Hamid Khan, with the monitoring group Stop LAPD Spying Coalition, said the LAPD has in the past justified new technology and programs by saying they would only be used in limited circumstances. After that, he said, the rollout was expanded.

“This is also going to happen with the robot dog,” says Khan. “For us, it is also the pain of robot police walking everywhere. And yes, it’s just one, but it’s going to expand.”

At Tuesday’s meeting, some echoed those concerns in public comment. One man told the council he didn’t want to “equip the AI”. Another person, to express his objection, asked the panel: “Have you seen the movie ‘I, Robot’ and ‘[The] Destroyer?'”

Others expressed concerns about the cost. While the equipment will be paid for with a donation, the city will face difficulty in future maintenance and repairs.

“Officers are not trained to use this device, so where will the money come from when it comes to training officers to use this device?” Amerald Wheatley-Johnson, of the LA Community Action Network, asked the question. “Where will the money come from when you decide to scale this technology? It’s not just a donation, and this will cost us a lot more in the long run.”

Before the vote, Soto-Martínez questioned Brendan Schulman, vice president of policy and government for Boston Dynamics, the equipment maker, and David Kowalski, deputy director of the LAPD.

Kowalski points to other police departments in California that have added the device to their inventory, and he said they have called it a “game changer” and a “risk reduction tool.”

Soto-Martínez points to the disastrous deployment of robotic dogs in New York City.

The nation’s largest police force first acquired the technology in 2020. Its use did not come to widespread attention until the following year, when it sparked a public outcry after the following year. when a viral video showed the robot galloping alongside New York City officers in a high-profile hostage situation. -Construction of public housing.

Critics have denounced the decision to use the device in a community they see as overly controlled, while also raising concerns about privacy and data collection. After a few days, the New York City Police Department broke its contract with Boston Dynamics and returned the robot.
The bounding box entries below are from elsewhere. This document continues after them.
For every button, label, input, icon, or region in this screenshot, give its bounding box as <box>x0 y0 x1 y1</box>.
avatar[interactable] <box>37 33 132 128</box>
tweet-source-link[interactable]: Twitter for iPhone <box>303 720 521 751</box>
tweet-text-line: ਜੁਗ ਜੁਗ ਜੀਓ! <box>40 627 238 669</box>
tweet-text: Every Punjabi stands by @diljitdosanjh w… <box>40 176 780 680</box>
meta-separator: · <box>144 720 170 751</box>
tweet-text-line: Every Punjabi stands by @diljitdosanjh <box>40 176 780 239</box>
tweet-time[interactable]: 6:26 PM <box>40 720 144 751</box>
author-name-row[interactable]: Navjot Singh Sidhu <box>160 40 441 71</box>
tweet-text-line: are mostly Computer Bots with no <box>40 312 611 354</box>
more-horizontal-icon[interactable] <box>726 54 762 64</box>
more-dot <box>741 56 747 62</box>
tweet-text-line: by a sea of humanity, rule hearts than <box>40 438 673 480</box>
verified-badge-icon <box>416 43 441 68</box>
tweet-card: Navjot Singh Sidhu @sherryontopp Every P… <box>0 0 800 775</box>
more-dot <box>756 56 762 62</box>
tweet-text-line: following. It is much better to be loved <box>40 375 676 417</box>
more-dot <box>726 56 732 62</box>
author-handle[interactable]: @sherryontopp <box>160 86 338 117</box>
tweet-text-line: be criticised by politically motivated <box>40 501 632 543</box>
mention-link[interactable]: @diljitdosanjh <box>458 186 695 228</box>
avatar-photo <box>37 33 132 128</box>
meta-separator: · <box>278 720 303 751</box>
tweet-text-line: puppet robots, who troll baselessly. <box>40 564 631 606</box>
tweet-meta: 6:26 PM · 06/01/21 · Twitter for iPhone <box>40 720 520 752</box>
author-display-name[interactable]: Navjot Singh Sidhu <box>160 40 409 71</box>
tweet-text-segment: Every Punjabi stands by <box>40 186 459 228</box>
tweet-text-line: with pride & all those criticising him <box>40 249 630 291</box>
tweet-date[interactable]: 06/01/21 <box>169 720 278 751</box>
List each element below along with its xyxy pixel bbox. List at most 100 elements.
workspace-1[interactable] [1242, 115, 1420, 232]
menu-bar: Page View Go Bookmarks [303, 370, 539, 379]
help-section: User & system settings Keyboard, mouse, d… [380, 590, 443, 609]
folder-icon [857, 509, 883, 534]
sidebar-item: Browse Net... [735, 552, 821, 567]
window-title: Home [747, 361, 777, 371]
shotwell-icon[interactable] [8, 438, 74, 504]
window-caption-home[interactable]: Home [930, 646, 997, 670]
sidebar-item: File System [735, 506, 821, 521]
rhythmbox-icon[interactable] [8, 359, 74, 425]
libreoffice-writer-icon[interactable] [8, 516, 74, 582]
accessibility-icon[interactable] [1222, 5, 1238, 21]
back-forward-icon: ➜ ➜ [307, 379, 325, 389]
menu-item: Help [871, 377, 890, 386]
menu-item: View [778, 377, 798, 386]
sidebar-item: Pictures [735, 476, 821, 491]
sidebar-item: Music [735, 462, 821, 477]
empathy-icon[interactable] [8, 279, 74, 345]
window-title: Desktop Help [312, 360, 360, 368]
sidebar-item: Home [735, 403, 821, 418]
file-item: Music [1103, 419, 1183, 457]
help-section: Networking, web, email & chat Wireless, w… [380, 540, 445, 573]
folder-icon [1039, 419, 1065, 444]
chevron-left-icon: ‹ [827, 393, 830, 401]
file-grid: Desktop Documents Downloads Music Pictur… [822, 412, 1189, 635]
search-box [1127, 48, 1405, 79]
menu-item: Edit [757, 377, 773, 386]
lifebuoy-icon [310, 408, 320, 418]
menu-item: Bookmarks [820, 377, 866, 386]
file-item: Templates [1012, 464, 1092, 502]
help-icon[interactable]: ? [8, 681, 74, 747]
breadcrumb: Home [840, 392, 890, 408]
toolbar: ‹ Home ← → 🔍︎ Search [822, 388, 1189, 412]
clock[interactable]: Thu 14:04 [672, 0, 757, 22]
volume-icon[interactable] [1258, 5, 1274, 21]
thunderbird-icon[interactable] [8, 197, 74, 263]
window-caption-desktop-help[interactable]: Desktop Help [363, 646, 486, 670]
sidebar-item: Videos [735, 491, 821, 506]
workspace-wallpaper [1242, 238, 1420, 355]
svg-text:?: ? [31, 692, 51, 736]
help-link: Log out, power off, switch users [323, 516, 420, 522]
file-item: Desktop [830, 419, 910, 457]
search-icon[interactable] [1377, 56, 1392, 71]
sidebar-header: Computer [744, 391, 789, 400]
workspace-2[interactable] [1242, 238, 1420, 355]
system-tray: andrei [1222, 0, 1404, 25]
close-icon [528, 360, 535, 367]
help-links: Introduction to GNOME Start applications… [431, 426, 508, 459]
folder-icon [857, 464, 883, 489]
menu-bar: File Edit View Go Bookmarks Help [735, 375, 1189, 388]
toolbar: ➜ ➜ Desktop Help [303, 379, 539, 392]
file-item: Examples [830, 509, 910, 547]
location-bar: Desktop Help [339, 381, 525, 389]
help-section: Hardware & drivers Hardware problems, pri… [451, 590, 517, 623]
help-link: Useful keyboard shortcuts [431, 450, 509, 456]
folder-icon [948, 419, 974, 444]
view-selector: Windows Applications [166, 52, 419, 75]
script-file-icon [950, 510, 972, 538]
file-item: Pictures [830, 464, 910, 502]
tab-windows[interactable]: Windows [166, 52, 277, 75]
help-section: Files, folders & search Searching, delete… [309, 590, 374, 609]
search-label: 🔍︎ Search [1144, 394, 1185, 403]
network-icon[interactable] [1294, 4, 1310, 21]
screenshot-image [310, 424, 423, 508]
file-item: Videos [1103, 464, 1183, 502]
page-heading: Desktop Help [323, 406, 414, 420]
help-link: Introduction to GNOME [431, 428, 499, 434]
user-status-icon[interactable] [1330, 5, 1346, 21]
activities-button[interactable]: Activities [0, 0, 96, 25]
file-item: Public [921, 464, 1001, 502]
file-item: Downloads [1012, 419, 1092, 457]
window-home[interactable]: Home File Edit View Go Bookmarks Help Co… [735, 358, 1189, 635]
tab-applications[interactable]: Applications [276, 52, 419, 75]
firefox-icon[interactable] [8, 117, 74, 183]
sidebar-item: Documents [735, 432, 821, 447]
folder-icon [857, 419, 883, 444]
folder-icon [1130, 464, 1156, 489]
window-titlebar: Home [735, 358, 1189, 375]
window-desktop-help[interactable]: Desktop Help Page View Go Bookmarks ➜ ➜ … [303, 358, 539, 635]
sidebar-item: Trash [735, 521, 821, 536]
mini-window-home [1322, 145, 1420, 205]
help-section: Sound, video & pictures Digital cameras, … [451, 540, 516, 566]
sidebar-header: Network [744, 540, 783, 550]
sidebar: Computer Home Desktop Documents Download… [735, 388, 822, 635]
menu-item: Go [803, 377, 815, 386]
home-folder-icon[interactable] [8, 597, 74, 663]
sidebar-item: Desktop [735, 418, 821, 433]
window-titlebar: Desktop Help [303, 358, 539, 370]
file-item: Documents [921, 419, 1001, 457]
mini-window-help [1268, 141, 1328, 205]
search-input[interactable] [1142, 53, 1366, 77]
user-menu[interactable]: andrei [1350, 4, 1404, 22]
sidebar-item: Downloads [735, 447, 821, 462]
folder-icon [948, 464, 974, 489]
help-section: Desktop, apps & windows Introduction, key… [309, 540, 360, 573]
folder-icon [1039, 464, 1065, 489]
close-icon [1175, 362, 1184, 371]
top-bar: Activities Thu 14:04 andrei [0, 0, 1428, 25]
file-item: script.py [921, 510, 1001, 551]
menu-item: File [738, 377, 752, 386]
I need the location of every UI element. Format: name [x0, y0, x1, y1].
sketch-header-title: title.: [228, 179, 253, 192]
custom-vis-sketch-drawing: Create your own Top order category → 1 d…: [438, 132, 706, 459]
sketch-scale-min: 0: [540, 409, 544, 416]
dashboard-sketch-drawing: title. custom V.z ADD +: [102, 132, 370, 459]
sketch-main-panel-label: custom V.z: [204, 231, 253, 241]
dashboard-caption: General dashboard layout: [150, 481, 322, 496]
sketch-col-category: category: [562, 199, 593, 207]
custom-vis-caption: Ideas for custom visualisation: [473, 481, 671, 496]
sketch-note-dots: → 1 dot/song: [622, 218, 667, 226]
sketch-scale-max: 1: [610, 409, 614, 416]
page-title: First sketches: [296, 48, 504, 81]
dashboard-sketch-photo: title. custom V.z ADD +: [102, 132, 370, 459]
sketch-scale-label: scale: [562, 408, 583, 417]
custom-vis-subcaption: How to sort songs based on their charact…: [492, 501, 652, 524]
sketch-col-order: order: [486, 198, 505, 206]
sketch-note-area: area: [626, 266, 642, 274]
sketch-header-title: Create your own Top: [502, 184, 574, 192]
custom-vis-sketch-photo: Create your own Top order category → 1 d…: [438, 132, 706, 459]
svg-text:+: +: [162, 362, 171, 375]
“This is a very disturbing law enforcement automation that sets a dangerous precedent for our future and the safety of our community and for that, I will vote no.” Soto – Martinez said.

Councilmembers Heather Hutt, Curren Price and Nithya Raman also voted against accepting the donation.

Councilmember Eunisses Hernandez, who had opposed the donation, was not present on Tuesday for the deliberation. A spokesperson for Hernandez said she is attending the Vienna Social Housing Field Study, a week-long study of social housing in Vienna, Austria, to learn “more about this framework.” housing poverty and how it can be applied to address the housing and homelessness crisis in Los Angeles.”

Councilmember Marqueece Harris-Dawson, who also missed Tuesday’s meeting, is also in Vienna this week.

After the vote, Khan, with the LAPD Coalition to Prevent Spying, expressed his disappointment.

“The LAPD completely controls the city, they control the finances, and the City Council is constantly responding to more and more of what they ask for,” he said.

The council had “turned a blind eye to what people were saying,” he said. It was an overwhelming rejection from every speaker.

Times Libor staff writers Jany and David Zahniser contributed to this report.